In the current investigation, the NiTi coatings have been developed on the mild steel substrate using atmospheric plasma spray technique. The solid particle erosion performance of the coatings has been investigated and the effect of coating properties on the erosion performance of the coating have been analyzed. Based on the obtained results, the following conclusions have been made:

  • The developed coatings consist of various phases such as NiTi-B2 phase, Ni3Ti, Ti2Ni, Ni, Ti, NiO, TiO and Ni4Ti3. These phases have been confirmed by EDS analysis. The SEM morphologies of the coating surfaces and interfaces depicted the presence of surface (surface microcracks, unmelted/partially melted particles, surface pores, splat fracture, etc.) and interfacial defects (porosity, inter-lamellar cracks, vertical cracks, inter-splat cracks, etc.) at lower primary gas flow rate and plasma arc current.
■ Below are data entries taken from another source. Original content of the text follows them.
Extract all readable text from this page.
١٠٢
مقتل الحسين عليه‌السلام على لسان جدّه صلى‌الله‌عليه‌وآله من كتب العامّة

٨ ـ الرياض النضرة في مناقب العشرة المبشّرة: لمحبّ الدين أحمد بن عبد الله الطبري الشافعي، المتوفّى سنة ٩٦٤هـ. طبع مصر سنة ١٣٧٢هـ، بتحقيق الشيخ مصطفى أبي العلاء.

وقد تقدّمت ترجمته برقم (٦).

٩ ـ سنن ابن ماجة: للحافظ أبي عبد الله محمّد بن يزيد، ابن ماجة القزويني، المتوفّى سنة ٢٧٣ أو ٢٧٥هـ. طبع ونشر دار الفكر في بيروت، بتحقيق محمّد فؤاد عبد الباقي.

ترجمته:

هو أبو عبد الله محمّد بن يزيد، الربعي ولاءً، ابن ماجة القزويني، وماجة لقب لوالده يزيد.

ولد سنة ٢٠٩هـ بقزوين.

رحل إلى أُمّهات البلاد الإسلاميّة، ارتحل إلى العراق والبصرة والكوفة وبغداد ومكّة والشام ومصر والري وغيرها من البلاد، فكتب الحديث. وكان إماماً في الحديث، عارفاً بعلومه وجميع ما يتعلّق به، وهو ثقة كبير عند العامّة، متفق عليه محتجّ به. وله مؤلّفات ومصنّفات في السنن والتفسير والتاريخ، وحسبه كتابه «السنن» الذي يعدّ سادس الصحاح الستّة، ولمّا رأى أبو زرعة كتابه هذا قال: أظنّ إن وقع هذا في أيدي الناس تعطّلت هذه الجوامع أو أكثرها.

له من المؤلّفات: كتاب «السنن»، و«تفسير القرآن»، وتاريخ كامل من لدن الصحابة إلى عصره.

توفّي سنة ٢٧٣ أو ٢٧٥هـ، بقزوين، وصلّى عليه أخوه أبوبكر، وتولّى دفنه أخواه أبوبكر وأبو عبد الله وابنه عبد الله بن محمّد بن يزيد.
  • The porosity investigation revealed that at lower primary gas flow rate and lower arc current, the porosity percentage is more due to the more unmelted particles, air and inclusions entrapment within the deposited layers. The unmelted particles formation, inhomogeneous deposition and low plasma column resulted in the higher surface roughness of the coatings. Furthermore, the microhardness of the coatings is reduced at lower plasma arc current and primary gas flow rate due to the thermal pinching effect and low enthalpy generation.

  • The presence of surface defects leads to the easier penetration of the erodent in the coating and, hence, facilitate in the material removal process. Furthermore, the austenitic phase NiTi-B2 has a higher erosion resistance due to the superelasticity property and the accumulation of little strain. Again, Ti2Ni phase contributes to the enhancement of hardness and, hence, contributes to erosion performance.

  • The erosion rate of the coatings increases with increase in porosity percentage in both the erodent impingement angles (45° and 90°). This is due to the lack of strength at the edges of the pores/voids and weak inter-lamellar strength developed due to the presence of porosity. The porosity also acts like a stress concentrator which leads to the easy failure of the coating at erosion environment.

  • In most of the cases, the erosion rate of the plasma sprayed coatings is higher at higher surface roughness. The surface area of the roughness peaks, the stress concentration at the gap between the roughness peaks and height of the surface profile play a vital role in the erosion phenomenon.

  • The erosion rate decreases with increase in microhardness value of the coating due to inability of some of the erodent particles to penetrate the coating surface and rebound from the surface. Again, in some of the cases, the erosion rate increases with increase in microhardness value which is expected to be due to the effect of pseudoelasticity property of the coating.

  • The more erosion rate has been observed in the coatings impinged at 90° impingement angle, and it has been concluded that the coating is little brittle in nature. The SEM morphologies of the coatings impinged at 45° and 90° impingement angles indicate various wear mechanisms like plastic deformation, plowing, microcutting, lip formation, scratches, groove formation in 45° impingement angle and groove formation, splat fracture, splat fragmentation, splat delamination, pit formation in 90° impingement angle of the erodent.